The classification of cryptocurrencies as eligible for ETFs is significant for several reasons. Firstly, it legitimizes digital assets within the traditional financial system, potentially attracting institutional investors who have been hesitant to enter the market due to regulatory uncertainties. Secondly, the introduction of crypto ETFs could enhance liquidity in the cryptocurrency market, making it more accessible to a broader range of investors. As ETFs are widely recognized and traded on exchanges, they offer a familiar investment vehicle for those interested in gaining exposure to cryptocurrencies without directly purchasing them.

The potential influx of $6.4 billion into the crypto market is another critical aspect of this development. Such inflows could lead to increased trading activity and contribute to price stability, which is often a concern in the highly volatile crypto markets. Institutional participation through ETFs may also encourage further innovation in the crypto space, as more traditional financial players become involved.

From author

The move by Japan’s Financial Services Agency to classify cryptocurrencies as eligible for ETFs marks a pivotal moment for the country’s crypto landscape. By enabling established financial institutions to create crypto ETFs, the FSA is not only fostering a more inclusive investment environment but also signaling its commitment to integrating digital assets into the broader financial ecosystem. This initiative may serve as a model for other countries considering similar regulatory frameworks for cryptocurrencies, highlighting the growing acceptance of digital assets in global finance.
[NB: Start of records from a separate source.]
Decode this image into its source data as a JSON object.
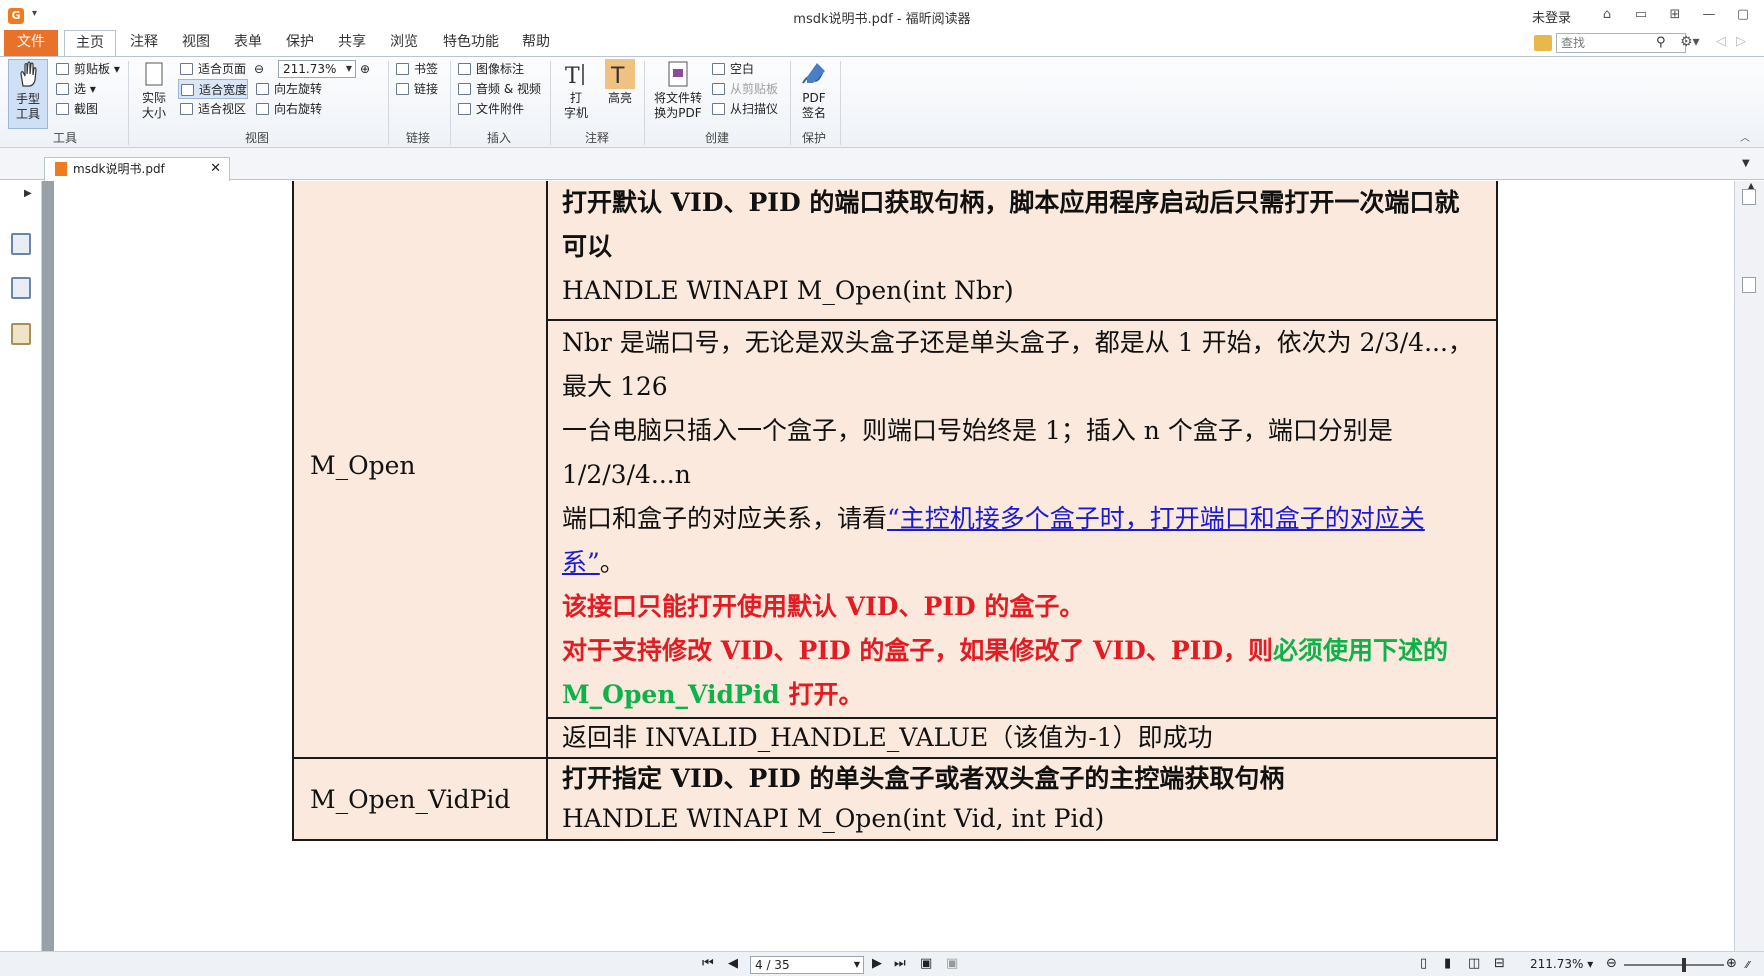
{
  "window": {
    "title": "msdk说明书.pdf - 福昕阅读器",
    "login": "未登录",
    "logo": "G"
  },
  "tabs": [
    {
      "label": "文件"
    },
    {
      "label": "主页"
    },
    {
      "label": "注释"
    },
    {
      "label": "视图"
    },
    {
      "label": "表单"
    },
    {
      "label": "保护"
    },
    {
      "label": "共享"
    },
    {
      "label": "浏览"
    },
    {
      "label": "特色功能"
    },
    {
      "label": "帮助"
    }
  ],
  "search": {
    "placeholder": "查找"
  },
  "ribbon": {
    "hand_tool": "手型\n工具",
    "clipboard": "剪贴板",
    "select": "选",
    "screenshot": "截图",
    "group_tools": "工具",
    "actual_size": "实际\n大小",
    "fit_page": "适合页面",
    "fit_width": "适合宽度",
    "fit_view": "适合视区",
    "zoom_value": "211.73%",
    "rotate_left": "向左旋转",
    "rotate_right": "向右旋转",
    "group_view": "视图",
    "bookmark": "书签",
    "link": "链接",
    "group_link": "链接",
    "image_annot": "图像标注",
    "audio_video": "音频 & 视频",
    "file_attach": "文件附件",
    "group_insert": "插入",
    "typewriter": "打\n字机",
    "highlight": "高亮",
    "group_annot": "注释",
    "convert_pdf": "将文件转\n换为PDF",
    "blank": "空白",
    "from_clipboard": "从剪贴板",
    "from_scanner": "从扫描仪",
    "group_create": "创建",
    "pdf_sign": "PDF\n签名",
    "group_protect": "保护"
  },
  "document_tab": {
    "label": "msdk说明书.pdf"
  },
  "doc": {
    "open_name": "M_Open",
    "open_title": "打开默认 VID、PID 的端口获取句柄，脚本应用程序启动后只需打开一次端口就可以",
    "open_sig": "HANDLE WINAPI M_Open(int Nbr)",
    "nbr_line1": "Nbr 是端口号，无论是双头盒子还是单头盒子，都是从 1 开始，依次为 2/3/4...，最大 126",
    "nbr_line2": "一台电脑只插入一个盒子，则端口号始终是 1；插入 n 个盒子，端口分别是 1/2/3/4...n",
    "nbr_line3_pre": "端口和盒子的对应关系，请看",
    "nbr_line3_link": "“主控机接多个盒子时，打开端口和盒子的对应关系”",
    "nbr_line3_post": "。",
    "warn1": "该接口只能打开使用默认 VID、PID 的盒子。",
    "warn2_red": "对于支持修改 VID、PID 的盒子，如果修改了 VID、PID，则",
    "warn2_green": "必须使用下述的 M_Open_VidPid",
    "warn2_red2": " 打开。",
    "ret": "返回非 INVALID_HANDLE_VALUE（该值为-1）即成功",
    "vid_name": "M_Open_VidPid",
    "vid_title": "打开指定 VID、PID 的单头盒子或者双头盒子的主控端获取句柄",
    "vid_sig": "HANDLE WINAPI M_Open(int Vid, int Pid)"
  },
  "status": {
    "page": "4 / 35",
    "zoom": "211.73%"
  },
  "colors": {
    "accent": "#e8722a",
    "cell_bg": "#fae9dc",
    "warn_red": "#e31b23",
    "warn_green": "#0fb14a",
    "link": "#1a1ad6"
  }
}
Impact on the crypto market

  • The classification of cryptocurrencies as eligible for ETFs may increase institutional investment in the crypto market.
  • Enhanced liquidity could lead to more stable prices and reduced volatility in cryptocurrency trading.
  • The introduction of crypto ETFs may attract a wider range of retail investors, increasing market participation.
  • Major financial institutions entering the crypto space could drive further innovation and development of new financial products.
  • Regulatory clarity from the FSA could inspire other jurisdictions to consider similar measures, potentially leading to a more unified approach to cryptocurrency regulation globally.